Where are you getting these numbers from ?

Without digging up old cemetaries (if they’d still exist) and sequencing DNA, there’s a lot of assumotions and conjecture


Yea, and like you just proved, it was very difficult. Hence the choice to do it in large groups.

If I sort out 20 Spaniards from different provinces and regions, you wouldn't guess if they were Spaniards, French, South Germans, North/South Italians or even Irish.

Yeah, and some also look Moorish, middle eastern, Sephardic, etc. too. Not a big surprise when you learn about the migrations that happened in Spain during the past 2000 years or so. We are a mixed bunch.

Yeah, South Italians/moorish, close enough.

Tell it the Vandals, the Goths, the Huns, the Angles (I.e English), the Normans, the Danes, the Mongols, the Turks, etc.

Not really no. Any student of linguistics is quickly dispelled of this notion

Yeah, I do not know why this is downvoted. This is exactly true about Europe.
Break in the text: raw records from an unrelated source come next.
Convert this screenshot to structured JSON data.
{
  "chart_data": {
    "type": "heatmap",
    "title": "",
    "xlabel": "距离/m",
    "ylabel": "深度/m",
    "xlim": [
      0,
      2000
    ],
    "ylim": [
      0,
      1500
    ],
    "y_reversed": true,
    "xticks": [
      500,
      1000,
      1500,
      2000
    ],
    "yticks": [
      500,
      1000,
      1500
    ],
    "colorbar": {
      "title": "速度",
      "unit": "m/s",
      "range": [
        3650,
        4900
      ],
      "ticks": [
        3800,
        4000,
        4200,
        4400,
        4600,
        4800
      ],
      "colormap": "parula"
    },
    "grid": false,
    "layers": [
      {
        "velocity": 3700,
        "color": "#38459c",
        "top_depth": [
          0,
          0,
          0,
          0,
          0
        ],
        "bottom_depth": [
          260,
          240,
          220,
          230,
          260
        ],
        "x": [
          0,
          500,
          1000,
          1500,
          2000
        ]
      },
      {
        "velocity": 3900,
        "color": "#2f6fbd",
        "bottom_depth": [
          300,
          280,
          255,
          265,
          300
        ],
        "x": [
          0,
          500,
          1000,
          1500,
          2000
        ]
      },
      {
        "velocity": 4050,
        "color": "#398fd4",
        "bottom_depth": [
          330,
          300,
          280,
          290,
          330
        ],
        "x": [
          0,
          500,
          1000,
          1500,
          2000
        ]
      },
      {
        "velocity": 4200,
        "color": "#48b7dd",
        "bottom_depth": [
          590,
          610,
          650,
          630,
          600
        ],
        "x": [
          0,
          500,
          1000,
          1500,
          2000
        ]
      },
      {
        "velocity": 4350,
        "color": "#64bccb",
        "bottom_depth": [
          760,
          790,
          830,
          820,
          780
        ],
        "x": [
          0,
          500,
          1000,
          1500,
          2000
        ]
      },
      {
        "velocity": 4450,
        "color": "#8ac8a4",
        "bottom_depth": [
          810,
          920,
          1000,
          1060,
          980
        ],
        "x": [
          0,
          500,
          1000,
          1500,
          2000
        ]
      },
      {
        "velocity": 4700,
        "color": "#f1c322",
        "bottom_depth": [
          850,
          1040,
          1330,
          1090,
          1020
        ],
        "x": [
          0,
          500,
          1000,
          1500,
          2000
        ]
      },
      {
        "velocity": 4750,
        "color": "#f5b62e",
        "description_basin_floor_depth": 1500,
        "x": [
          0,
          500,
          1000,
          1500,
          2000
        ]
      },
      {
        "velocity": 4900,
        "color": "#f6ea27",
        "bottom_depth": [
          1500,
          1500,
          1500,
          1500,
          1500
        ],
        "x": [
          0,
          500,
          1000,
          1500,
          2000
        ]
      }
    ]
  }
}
It isn’t hard at all if you live in east or west Africa. Or if you live in Italy, or if you live in China, you can see local variations that are generalized in other places. It’s always been like, only recently have we made distinctions between Asians in say Iran and Japan (both are technically oriental by medieval European standards) .

[flagged]


"Maintain the purest racial pedigree"? What does this even mean in actual terms? And there is no desire to accept what?

I don't know what that person meant but, like many in the region, Koreans have family registries (戶籍) that record their family lineage. At least among people I've known who have spoken about theirs, Korean family registry records tend to go back much further than the median east Asian country.

The names of the systems related to this registry are slightly different in Chinese, Japanese and Korean but you can see links to Wikipedia entries for each of them from here: https://en.wikipedia.org/wiki/%E6%88%B6%E7%B1%8D


> "Maintain the purest racial pedigree"? What does this even mean in actual terms?

It’s usually, as it is in this case, genetically meaningless. Culturally, it means someone picked an arbitrary point in the past, counted up the cohort of people within some group (and a metric for testing in-ness), and then deemed descendents of only that group to be pure, descendents of that group in part to be impure, and people who have no ancestors in that group to be outsiders.

In practice, recordkeeping past a handful of generations gets annoying, so most cultures set this line somewhere within 200 years ago. (The concept correlates with nativeness to varying degrees.)